A substance in human mesenchymal stem cells that promotes growth appears to spur restoration of nerves and their function in rodent models of multiple sclerosis (MS), researchers at Case Western Reserve University have found.
Their study has been published in the online version of Nature Neuroscience.
In animals injected with hepatocyte growth factor, inflammation declined and neural cells grew. Perhaps most important, the myelin sheath, which protects nerves and their ability to gather and send information, regrew, covering lesions caused by the disease.
“The importance of this work is we think we’ve identified the driver of the recovery,” said Robert H. Miller, professor of neurosciences and vice president for research at Case Western Reserve University School of Medicine.
Miller, neurosciences instructor Lianhua Bai and biology professor Arnold I. Caplan, designed the study. They worked with Project Manager Anne DeChant, and research assistants Jordan Hecker, Janet Kranso and Anita Zaremba, from the School of Medicine; and Donald P. Lennon, a research assistant from the university’s Skeletal Research Center.
The Myelin Repair Foundation, the E. Virginia and L. David Baldwin Fund, and grant # 5R01NS030800-16 from the National Institute of Neurological Disorders and Stroke at the National Institutes of Health, supported this research.
In multiple sclerosis, the immune system attacks myelin, risking injury to exposed nerves’ intricate wiring. When damaged, nerve signals can be interrupted, causing loss of balance and coordination, cognitive ability and other functions. Over time, intermittent losses may become permanent.
Miller and Caplan reported in 2009 that when they injected human mesenchymal stem cells into rodent models of MS, the animals recovered from the damage wrought by the disease. Based on their work, a clinical trial is underway in which MS patients are injected with their own stem cells.
In this study, the researchers first wanted to test whether the presence of stem cells or something cells produce promotes recovery. They injected mice with the medium in which mesenchymal stem cells, culled from bone marrow, grew.
All 11 animals, which have a version of MS, showed a rapid reduction in functional deficits.
Analysis showed that the disease remained on course unless the molecules injected were of a certain size; that is, the molecular weight ranged between 50 and 100 kiloDaltons.

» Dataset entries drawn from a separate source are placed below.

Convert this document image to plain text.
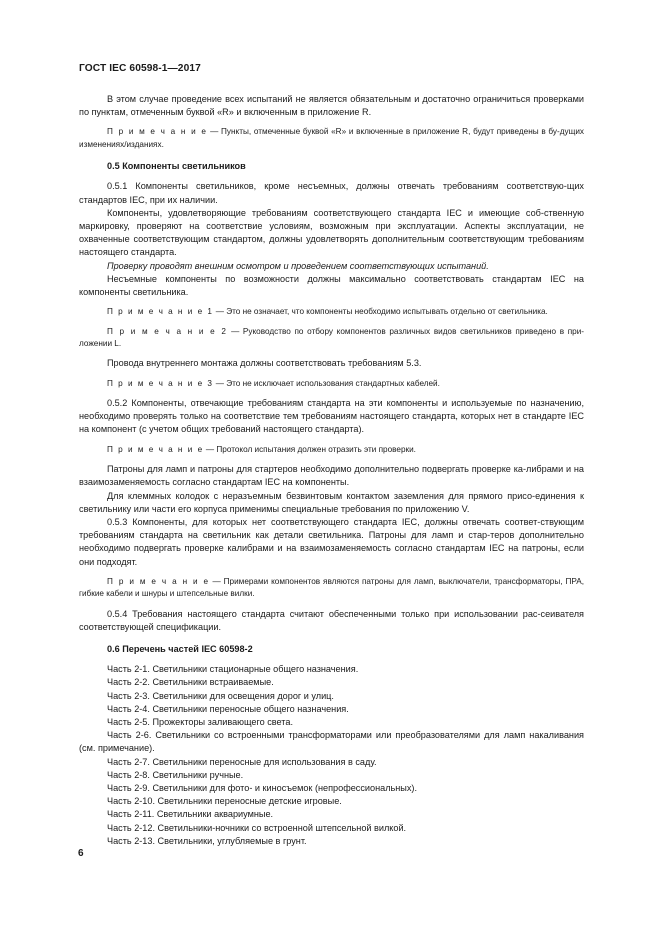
ГОСТ IEC 60598-1—2017

В этом случае проведение всех испытаний не является обязательным и достаточно ограничиться проверками по пунктам, отмеченным буквой «R» и включенным в приложение R.

П р и м е ч а н и е — Пункты, отмеченные буквой «R» и включенные в приложение R, будут приведены в бу-дущих изменениях/изданиях.

0.5 Компоненты светильников

0.5.1 Компоненты светильников, кроме несъемных, должны отвечать требованиям соответствую-щих стандартов IEC, при их наличии.

Компоненты, удовлетворяющие требованиям соответствующего стандарта IEC и имеющие соб-ственную маркировку, проверяют на соответствие условиям, возможным при эксплуатации. Аспекты эксплуатации, не охваченные соответствующим стандартом, должны удовлетворять дополнительным соответствующим требованиям настоящего стандарта.

Проверку проводят внешним осмотром и проведением соответствующих испытаний.

Несъемные компоненты по возможности должны максимально соответствовать стандартам IEC на компоненты светильника.

П р и м е ч а н и е 1 — Это не означает, что компоненты необходимо испытывать отдельно от светильника.

П р и м е ч а н и е 2 — Руководство по отбору компонентов различных видов светильников приведено в при-ложении L.

Провода внутреннего монтажа должны соответствовать требованиям 5.3.

П р и м е ч а н и е 3 — Это не исключает использования стандартных кабелей.

0.5.2 Компоненты, отвечающие требованиям стандарта на эти компоненты и используемые по назначению, необходимо проверять только на соответствие тем требованиям настоящего стандарта, которых нет в стандарте IEC на компонент (с учетом общих требований настоящего стандарта).

П р и м е ч а н и е — Протокол испытания должен отразить эти проверки.

Патроны для ламп и патроны для стартеров необходимо дополнительно подвергать проверке ка-либрами и на взаимозаменяемость согласно стандартам IEC на компоненты.

Для клеммных колодок с неразъемным безвинтовым контактом заземления для прямого присо-единения к светильнику или части его корпуса применимы специальные требования по приложению V.

0.5.3 Компоненты, для которых нет соответствующего стандарта IEC, должны отвечать соответ-ствующим требованиям стандарта на светильник как детали светильника. Патроны для ламп и стар-теров дополнительно необходимо подвергать проверке калибрами и на взаимозаменяемость согласно стандартам IEC на патроны, если они подходят.

П р и м е ч а н и е — Примерами компонентов являются патроны для ламп, выключатели, трансформаторы, ПРА, гибкие кабели и шнуры и штепсельные вилки.

0.5.4 Требования настоящего стандарта считают обеспеченными только при использовании рас-сеивателя соответствующей спецификации.

0.6 Перечень частей IEC 60598-2

Часть 2-1. Светильники стационарные общего назначения.

Часть 2-2. Светильники встраиваемые.

Часть 2-3. Светильники для освещения дорог и улиц.

Часть 2-4. Светильники переносные общего назначения.

Часть 2-5. Прожекторы заливающего света.

Часть 2-6. Светильники со встроенными трансформаторами или преобразователями для ламп накаливания (см. примечание).

Часть 2-7. Светильники переносные для использования в саду.

Часть 2-8. Светильники ручные.

Часть 2-9. Светильники для фото- и киносъемок (непрофессиональных).

Часть 2-10. Светильники переносные детские игровые.

Часть 2-11. Светильники аквариумные.

Часть 2-12. Светильники-ночники со встроенной штепсельной вилкой.

Часть 2-13. Светильники, углубляемые в грунт.

6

Research by others and results of their own work indicated hepatocyte growth factor, which is secreted by mesenchymal stem cells, was a likely instigator.

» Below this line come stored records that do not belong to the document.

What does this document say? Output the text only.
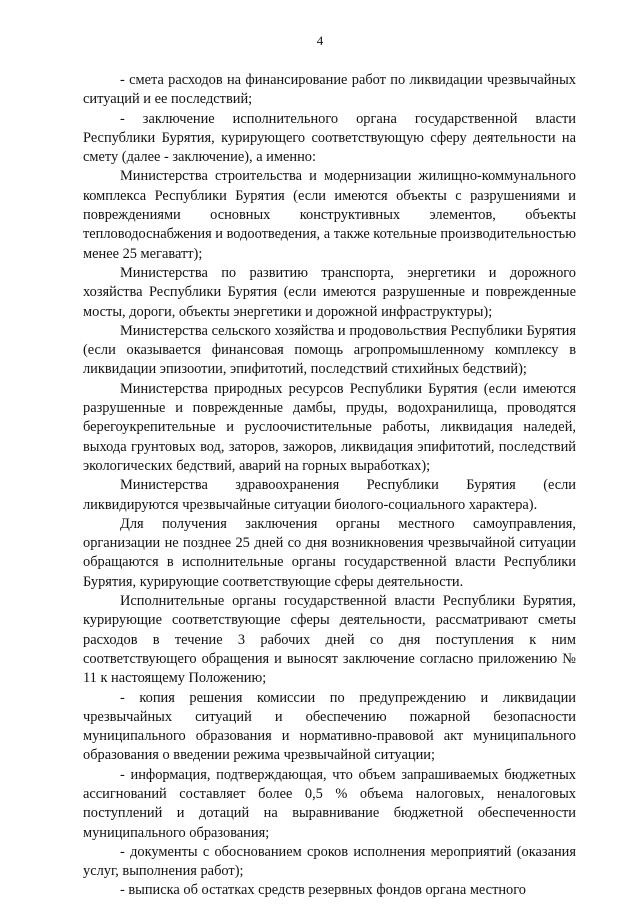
4

- смета расходов на финансирование работ по ликвидации чрезвычайных ситуаций и ее последствий;

- заключение исполнительного органа государственной власти Республики Бурятия, курирующего соответствующую сферу деятельности на смету (далее - заключение), а именно:

Министерства строительства и модернизации жилищно-коммунального комплекса Республики Бурятия (если имеются объекты с разрушениями и повреждениями основных конструктивных элементов, объекты тепловодоснабжения и водоотведения, а также котельные производительностью менее 25 мегаватт);

Министерства по развитию транспорта, энергетики и дорожного хозяйства Республики Бурятия (если имеются разрушенные и поврежденные мосты, дороги, объекты энергетики и дорожной инфраструктуры);

Министерства сельского хозяйства и продовольствия Республики Бурятия (если оказывается финансовая помощь агропромышленному комплексу в ликвидации эпизоотии, эпифитотий, последствий стихийных бедствий);

Министерства природных ресурсов Республики Бурятия (если имеются разрушенные и поврежденные дамбы, пруды, водохранилища, проводятся берегоукрепительные и руслоочистительные работы, ликвидация наледей, выхода грунтовых вод, заторов, зажоров, ликвидация эпифитотий, последствий экологических бедствий, аварий на горных выработках);

Министерства здравоохранения Республики Бурятия (если ликвидируются чрезвычайные ситуации биолого-социального характера).

Для получения заключения органы местного самоуправления, организации не позднее 25 дней со дня возникновения чрезвычайной ситуации обращаются в исполнительные органы государственной власти Республики Бурятия, курирующие соответствующие сферы деятельности.

Исполнительные органы государственной власти Республики Бурятия, курирующие соответствующие сферы деятельности, рассматривают сметы расходов в течение 3 рабочих дней со дня поступления к ним соответствующего обращения и выносят заключение согласно приложению № 11 к настоящему Положению;

- копия решения комиссии по предупреждению и ликвидации чрезвычайных ситуаций и обеспечению пожарной безопасности муниципального образования и нормативно-правовой акт муниципального образования о введении режима чрезвычайной ситуации;

- информация, подтверждающая, что объем запрашиваемых бюджетных ассигнований составляет более 0,5 % объема налоговых, неналоговых поступлений и дотаций на выравнивание бюджетной обеспеченности муниципального образования;

- документы с обоснованием сроков исполнения мероприятий (оказания услуг, выполнения работ);

- выписка об остатках средств резервных фондов органа местного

The scientists injected animals with 50 or 100 nanograms of the growth factor every other day for five days. The level of signaling molecules that promote inflammation decreased while the level of signaling molecules that counter inflammation increased. Neural cells grew and nerves laid bare by MS were rewrapped with myelin. The 100-nanogram injections appeared to provide slightly better recovery.
To test the system further, researchers tied up cell-surface receptors, in this case cMet receptors that are known to work with the growth factor.
When they jammed the receptors with a function-blocking cMet antibody, neither the mesenchymal stem cell medium nor the hepatocyte growth factor injections had any effect on the disease. In another test, injections of an anti-hepatocyte growth factor also blocked recovery.
The researchers will continue their studies, to determine if they can screen mesenchymal stem cells for those that produce the higher amounts of hepatocyte growth factor needed for effective treatment. That could lead to a more precise cell therapy.
“Could we now take away the mesenchymal stem cells and treat only with hepatocyte growth factor?” Miller asked. “We’ve shown we can do that in an animal but it’s not clear if we can do that in a patient.”
They also plan to test whether other factors may be used to stimulate the cMet receptors and induce recovery.